In short, we need standards. We need roadmaps. We need to be shown, as members of the college football community, the path from point A to point B. This is true if you’re a Boise State fan or an advocate of the non-automatic qualifiers, but it’s no less true if you’re an advocate for the Southeastern Conference and its member institutions. This is true if you’re a Big Ten fan in Ashtabula, Ohio, but it’s no less true if you’re a Pac-10 fan in Apache Junction, Arizona.

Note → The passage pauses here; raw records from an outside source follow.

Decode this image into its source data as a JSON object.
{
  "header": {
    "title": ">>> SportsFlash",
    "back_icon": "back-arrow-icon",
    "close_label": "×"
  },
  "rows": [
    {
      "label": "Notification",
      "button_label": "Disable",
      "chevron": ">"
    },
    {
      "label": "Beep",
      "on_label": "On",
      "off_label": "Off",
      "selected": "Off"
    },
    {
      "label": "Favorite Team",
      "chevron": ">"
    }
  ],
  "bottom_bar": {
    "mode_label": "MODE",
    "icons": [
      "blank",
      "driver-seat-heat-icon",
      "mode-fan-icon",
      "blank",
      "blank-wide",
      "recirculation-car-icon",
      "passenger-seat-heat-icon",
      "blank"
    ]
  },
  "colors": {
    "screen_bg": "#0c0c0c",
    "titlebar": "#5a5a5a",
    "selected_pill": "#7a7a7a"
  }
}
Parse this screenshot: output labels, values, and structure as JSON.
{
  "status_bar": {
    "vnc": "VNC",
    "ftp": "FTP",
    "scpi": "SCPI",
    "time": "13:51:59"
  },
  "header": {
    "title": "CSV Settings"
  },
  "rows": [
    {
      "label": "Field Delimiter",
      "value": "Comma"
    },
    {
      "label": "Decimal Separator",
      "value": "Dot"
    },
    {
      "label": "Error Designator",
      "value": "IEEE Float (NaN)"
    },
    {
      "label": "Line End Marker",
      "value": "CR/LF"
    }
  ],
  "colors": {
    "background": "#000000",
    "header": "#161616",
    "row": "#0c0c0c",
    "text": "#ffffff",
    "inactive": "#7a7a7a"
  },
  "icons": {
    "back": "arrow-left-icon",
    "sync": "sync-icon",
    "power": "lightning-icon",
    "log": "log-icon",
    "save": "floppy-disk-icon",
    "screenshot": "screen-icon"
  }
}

Say this about the BCS: It’s standards might suck, but if it could at least broadcast a roadmap to clarity, it wouldn’t be hated as much, and we wouldn’t argue as much in a waste of our brain cells and blood pressure levels. At least tell us, college football – tell Boise State, tell TCU, tell the Big East Conference, tell a 12-1 SEC champion, tell a 12-1 Big Ten champion – what needs to happen in order for a given team or conference to reach the BCS National Championship Game under several basic scenarios. Give all of us standards that we can then try to live up to. Give us a bar we can jump for. Give us a metric the teams and coaches can strive to reach, and which writers can clearly explain.
Give us anything beyond the ultra-political “talking/debating/arguing is what makes college football fun” bullcrap we’ve had to stomach in the not-at-all-objective BCS era. If we want to debate, let’s go back to the old poll-and-bowl system, when we knew the process was unscientific but the sport’s traditions (and classic bowl games – sniff, sniff, beloved Orange Bowl; we knew you and loved you before you died) breathed free. Just give us anything beyond what we have now. Just give us some standards that will remain in place for awhile, so that all FBS programs can align their operations as they see fit.
A SET OF STANDARDS! Deliver this, just this, and so many of college football’s maddening and unnecessary problems might cease to exist.